According to industry group Oil & Gas UK, there were 21 "significant" hydrocarbon leaks in the first nine months of 2017 and one major release.
That was the gas leak from Shell's Brent Charlie platform in May last year, which caused the installation to be shut and its workers evacuated.
The HSE at the time warned there had been the potential for fire and explosion.
Chris Flint, HSE's Director of Energy Division, said Thursday that every hydrocarbon release (HCR) was threat to safety, saying it represented a "failure in an operator's management of its risks."
"I recognize the steps the industry has taken to reduce the overall number of HCRs; however HCRs remain a concern, particularly major HCRs because of their greater potential to lead to fires, explosions and multiple losses of life," Flint said.
Oil & Gas UK chief Deirdre Michie said she understood why the HSE wanted to highlight areas where industry could improve.
"We all know there is never room for complacency," Michie said. "We continue to work closely with the HSE to reduce hydrocarbon releases."
"The industry is committed to ensuring lessons are learned and good practice is shared."
UK offshore union, the RMT, welcomed the HSE's initiative, saying the cost-cutting programs implemented across the North Sea in recent years to offset lower oil and gas prices were having an impact on safety.
"We have come close on a few occasions and it's often been luck as opposed to good management that a disaster was avoided," the RMT said.

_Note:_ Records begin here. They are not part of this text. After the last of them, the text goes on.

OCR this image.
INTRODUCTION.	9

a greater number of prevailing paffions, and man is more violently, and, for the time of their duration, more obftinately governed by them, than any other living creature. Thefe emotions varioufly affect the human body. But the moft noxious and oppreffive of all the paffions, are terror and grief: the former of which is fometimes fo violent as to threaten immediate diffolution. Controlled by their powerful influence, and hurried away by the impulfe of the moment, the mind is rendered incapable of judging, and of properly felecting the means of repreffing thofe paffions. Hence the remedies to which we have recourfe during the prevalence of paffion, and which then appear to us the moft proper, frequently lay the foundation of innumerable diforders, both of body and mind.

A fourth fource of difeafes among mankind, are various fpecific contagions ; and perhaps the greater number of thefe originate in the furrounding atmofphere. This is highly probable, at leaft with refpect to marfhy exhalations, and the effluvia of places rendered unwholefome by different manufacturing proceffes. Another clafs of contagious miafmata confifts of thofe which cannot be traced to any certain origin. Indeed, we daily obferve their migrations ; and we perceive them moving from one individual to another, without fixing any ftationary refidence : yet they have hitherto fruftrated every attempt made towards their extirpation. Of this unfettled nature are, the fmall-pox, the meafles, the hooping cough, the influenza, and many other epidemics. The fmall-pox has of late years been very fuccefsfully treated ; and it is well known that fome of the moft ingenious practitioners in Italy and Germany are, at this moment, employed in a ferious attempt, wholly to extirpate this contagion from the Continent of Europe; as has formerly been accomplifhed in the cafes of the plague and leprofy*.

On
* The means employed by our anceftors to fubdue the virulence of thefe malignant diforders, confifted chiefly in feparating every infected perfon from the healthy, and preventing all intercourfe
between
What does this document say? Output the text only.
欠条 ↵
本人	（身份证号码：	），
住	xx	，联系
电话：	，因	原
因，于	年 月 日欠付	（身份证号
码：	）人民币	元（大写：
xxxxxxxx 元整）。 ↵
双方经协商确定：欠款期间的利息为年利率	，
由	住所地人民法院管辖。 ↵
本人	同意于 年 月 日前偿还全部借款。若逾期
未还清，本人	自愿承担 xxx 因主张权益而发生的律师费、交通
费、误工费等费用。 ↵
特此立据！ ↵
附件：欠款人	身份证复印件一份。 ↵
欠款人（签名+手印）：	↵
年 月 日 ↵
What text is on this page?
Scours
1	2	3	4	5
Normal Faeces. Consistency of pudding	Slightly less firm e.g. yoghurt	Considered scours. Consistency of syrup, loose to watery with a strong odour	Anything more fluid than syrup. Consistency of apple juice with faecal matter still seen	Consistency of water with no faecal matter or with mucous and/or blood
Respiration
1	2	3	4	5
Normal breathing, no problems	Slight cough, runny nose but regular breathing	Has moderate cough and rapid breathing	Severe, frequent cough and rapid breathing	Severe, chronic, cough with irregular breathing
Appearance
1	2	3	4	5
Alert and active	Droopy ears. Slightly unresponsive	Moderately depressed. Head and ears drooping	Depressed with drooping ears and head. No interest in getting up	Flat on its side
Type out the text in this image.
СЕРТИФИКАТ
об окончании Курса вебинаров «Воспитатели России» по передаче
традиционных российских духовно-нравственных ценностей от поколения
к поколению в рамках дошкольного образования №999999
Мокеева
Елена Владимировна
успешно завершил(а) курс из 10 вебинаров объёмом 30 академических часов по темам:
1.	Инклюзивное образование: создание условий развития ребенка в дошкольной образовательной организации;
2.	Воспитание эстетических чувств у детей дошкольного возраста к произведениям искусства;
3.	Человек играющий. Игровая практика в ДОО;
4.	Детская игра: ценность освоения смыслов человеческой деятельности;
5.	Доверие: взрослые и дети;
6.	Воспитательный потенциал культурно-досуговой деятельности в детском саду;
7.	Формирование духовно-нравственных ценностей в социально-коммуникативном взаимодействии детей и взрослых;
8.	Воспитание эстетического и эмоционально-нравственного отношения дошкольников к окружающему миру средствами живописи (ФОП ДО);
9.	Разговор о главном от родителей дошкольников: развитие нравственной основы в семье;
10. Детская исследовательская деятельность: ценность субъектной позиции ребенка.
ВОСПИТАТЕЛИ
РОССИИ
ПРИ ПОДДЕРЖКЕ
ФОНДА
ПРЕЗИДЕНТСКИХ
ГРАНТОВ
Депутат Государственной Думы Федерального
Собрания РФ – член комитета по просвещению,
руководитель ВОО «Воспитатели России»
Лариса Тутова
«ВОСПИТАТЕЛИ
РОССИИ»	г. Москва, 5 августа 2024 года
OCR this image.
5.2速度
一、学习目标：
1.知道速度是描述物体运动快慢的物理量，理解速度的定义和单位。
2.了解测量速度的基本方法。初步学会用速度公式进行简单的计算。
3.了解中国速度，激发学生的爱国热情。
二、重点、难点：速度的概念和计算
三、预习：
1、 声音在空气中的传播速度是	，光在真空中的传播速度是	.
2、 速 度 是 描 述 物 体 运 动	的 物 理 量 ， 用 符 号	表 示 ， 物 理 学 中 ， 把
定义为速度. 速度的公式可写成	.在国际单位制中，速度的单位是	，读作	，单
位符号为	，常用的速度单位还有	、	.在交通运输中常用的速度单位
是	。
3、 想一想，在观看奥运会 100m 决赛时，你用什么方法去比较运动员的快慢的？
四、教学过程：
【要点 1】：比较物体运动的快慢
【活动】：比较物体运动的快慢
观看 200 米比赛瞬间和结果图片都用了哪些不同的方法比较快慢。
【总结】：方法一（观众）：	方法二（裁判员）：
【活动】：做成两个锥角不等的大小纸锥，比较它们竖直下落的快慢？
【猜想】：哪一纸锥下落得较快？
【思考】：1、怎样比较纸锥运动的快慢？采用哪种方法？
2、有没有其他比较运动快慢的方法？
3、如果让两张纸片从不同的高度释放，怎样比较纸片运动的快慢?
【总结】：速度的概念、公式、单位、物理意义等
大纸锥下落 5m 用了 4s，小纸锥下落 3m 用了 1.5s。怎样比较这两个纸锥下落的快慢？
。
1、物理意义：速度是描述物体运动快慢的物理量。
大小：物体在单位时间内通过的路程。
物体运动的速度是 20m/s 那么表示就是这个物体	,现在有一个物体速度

"This intervention by the HSE comes at a time when the pressure on the offshore workforce is immense in terms of cuts, increased workload and increased working hours," it said.
The HSE said a new approach to safety was needed and has asked industry senior leaders to look "critically" at their own operations.
"Experience from our investigations is that HCRs typically happen because there have been failings across the board," Flint said.
"Poor plant condition, and breaches of procedures are often immediate causes, but beneath that we often find a lack of leadership, a poor safety culture, and evidence that weaknesses have existed for some time, but haven't been picked up through audit, assurance and review and then dealt with," he said.
The letter asks operators to carry out a review of their process safety leadership and assurance, audit and review elements of their safety management systems.
It requires operators to respond to HSE by July 20 with a summary of their improvement activities and plan arising from their self-assessment.
"The HSE has committed to feeding back significant findings from the exercise to the industry later in the year," it said.